2. Protecting intellectual property
As AI models grow in complexity and value, the threat of IP theft looms larger. Confidential computing meets this challenge head-on by shielding sensitive data and models, particularly in cloud environments or when shared with external partners. This allows companies to pursue monetization opportunities by securely deploying their AI models at client sites or in shared cloud environments. Industrial equipment manufacturers, for example, can safely license their AI models while protecting the underlying algorithms and trade secrets. Confidential computing also helps companies without the necessary on-prem capabilities to securely train their models in the cloud, using vast datasets and powerful infrastructure.
3. Secure inferencing
Real-time data processing and inferencing are essential for many generative AI applications but can expose sensitive data to risks. Confidential computing makes this possible by protecting data in the moment using technologies like secure enclaves and encrypted virtualization. This helps ensure that data remains protected even during the vulnerable phase computation phase. This level of protection is particularly vital in industries like healthcare and finance, where data privacy is non-negotiable.

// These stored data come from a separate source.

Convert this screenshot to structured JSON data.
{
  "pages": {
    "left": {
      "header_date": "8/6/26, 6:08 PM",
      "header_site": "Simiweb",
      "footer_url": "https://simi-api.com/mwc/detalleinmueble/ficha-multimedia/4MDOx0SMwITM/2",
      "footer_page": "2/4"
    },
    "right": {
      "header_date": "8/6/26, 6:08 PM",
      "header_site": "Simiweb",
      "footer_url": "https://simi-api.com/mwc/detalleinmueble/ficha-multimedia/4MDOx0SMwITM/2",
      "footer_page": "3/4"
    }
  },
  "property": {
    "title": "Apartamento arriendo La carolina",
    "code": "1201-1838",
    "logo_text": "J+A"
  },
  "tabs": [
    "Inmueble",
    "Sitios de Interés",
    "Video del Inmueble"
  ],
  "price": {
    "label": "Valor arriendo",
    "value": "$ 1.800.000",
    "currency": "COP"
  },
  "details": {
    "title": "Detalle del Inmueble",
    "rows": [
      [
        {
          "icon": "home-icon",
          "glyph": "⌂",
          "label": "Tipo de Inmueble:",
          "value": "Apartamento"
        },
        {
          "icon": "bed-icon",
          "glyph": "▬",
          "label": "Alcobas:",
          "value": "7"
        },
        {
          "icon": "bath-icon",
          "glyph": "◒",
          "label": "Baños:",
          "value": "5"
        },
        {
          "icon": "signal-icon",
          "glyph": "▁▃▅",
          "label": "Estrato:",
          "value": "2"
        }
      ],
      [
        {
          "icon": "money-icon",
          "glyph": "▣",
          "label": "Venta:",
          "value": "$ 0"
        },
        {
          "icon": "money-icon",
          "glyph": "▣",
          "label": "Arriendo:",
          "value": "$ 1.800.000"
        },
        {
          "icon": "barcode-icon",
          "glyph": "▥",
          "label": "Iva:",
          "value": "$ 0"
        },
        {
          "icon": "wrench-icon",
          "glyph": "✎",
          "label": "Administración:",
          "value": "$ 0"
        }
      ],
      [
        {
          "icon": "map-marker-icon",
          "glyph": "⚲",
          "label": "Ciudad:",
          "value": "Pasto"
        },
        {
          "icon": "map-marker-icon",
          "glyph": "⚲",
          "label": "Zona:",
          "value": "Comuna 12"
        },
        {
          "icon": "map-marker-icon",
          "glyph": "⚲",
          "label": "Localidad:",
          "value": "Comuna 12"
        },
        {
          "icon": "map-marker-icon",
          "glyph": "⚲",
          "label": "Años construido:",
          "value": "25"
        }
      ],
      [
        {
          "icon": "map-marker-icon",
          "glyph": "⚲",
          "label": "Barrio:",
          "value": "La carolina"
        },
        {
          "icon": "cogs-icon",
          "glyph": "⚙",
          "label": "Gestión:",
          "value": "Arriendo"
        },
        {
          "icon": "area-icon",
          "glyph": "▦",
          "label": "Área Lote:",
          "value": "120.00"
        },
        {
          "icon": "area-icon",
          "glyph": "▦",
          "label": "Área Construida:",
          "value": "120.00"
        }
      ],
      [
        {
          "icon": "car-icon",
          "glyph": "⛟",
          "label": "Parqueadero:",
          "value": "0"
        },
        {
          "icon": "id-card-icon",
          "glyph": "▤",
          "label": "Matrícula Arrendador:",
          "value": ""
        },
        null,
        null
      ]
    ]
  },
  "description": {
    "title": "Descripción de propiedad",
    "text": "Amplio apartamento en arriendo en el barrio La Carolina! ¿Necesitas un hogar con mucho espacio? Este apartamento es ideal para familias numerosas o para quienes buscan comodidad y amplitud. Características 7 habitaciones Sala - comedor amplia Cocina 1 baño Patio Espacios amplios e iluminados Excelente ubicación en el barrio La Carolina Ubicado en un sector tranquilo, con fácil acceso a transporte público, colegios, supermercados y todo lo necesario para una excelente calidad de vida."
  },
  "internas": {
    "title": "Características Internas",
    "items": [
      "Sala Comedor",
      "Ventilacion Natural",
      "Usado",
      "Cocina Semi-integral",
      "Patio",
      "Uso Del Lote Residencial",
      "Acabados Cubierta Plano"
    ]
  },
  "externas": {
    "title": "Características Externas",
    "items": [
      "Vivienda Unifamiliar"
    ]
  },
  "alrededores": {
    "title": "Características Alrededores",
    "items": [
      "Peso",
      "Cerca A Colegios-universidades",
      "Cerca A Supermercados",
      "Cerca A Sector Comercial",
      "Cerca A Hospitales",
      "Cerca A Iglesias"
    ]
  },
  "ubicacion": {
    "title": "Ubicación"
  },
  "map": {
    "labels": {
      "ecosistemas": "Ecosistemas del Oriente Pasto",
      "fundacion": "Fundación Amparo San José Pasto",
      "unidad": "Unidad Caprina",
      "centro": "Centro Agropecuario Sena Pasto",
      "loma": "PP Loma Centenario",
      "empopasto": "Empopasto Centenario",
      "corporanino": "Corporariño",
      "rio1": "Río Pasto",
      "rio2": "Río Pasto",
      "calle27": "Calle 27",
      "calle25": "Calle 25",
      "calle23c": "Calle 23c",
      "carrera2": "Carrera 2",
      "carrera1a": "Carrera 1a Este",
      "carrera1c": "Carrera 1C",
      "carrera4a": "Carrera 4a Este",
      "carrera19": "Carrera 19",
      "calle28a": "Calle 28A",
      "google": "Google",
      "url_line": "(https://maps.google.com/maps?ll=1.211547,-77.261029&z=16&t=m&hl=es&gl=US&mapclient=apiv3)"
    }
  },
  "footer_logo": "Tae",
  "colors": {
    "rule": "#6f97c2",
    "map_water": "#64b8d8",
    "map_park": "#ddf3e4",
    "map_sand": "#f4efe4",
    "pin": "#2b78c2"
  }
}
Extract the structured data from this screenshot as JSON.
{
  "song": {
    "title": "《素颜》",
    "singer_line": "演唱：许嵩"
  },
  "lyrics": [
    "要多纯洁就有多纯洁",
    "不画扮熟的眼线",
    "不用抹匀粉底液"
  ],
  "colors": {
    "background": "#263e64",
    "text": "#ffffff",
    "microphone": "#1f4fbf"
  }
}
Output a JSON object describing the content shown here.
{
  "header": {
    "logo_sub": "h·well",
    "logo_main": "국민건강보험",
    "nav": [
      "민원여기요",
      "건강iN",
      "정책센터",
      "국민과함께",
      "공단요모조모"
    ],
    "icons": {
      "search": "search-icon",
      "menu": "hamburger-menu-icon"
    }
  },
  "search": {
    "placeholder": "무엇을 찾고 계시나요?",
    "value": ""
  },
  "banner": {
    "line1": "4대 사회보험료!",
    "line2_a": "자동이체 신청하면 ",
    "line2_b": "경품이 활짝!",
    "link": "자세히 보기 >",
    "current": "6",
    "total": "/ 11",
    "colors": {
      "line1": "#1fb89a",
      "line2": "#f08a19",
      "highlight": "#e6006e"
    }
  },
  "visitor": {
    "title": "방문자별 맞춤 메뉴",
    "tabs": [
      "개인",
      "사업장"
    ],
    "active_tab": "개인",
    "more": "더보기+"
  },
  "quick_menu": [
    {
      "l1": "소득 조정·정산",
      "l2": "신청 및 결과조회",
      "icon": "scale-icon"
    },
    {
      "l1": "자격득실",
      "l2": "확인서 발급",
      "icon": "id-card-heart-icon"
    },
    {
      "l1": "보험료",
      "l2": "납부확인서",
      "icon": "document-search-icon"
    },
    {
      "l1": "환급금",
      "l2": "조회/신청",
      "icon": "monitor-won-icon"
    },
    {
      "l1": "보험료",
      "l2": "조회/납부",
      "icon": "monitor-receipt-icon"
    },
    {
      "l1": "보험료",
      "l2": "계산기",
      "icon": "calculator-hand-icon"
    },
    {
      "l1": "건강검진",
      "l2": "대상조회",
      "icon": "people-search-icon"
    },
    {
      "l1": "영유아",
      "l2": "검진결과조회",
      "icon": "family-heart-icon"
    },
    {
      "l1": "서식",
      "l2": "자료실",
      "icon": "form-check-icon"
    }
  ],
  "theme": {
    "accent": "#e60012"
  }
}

By using confidential computing, organizations can easily deploy new AI models in these sensitive settings while ensuring that their data and models are safe. This not only makes AI systems more trustworthy, but also lets businesses grow their AI projects safely, helping them innovate and compete.
For companies using generative AI, the need for proactive measures is even more pressing. Generative AI security is a complex challenge, given the vast amounts of data these models handle and the potential for misuse. Confidential computing not only mitigates risks associated with data breaches but also opens new avenues for strategic advancement.
It enables organizations to stay ahead of industry standards, positioning them as leaders in data security and privacy. This proactive approach can also attract partners and investors who value strong security postures, further differentiating the organization.
In short, confidential computing is a game-changer. With it, organizations can mitigate risks, stimulate growth and lay the groundwork for a secure, future-ready AI ecosystem.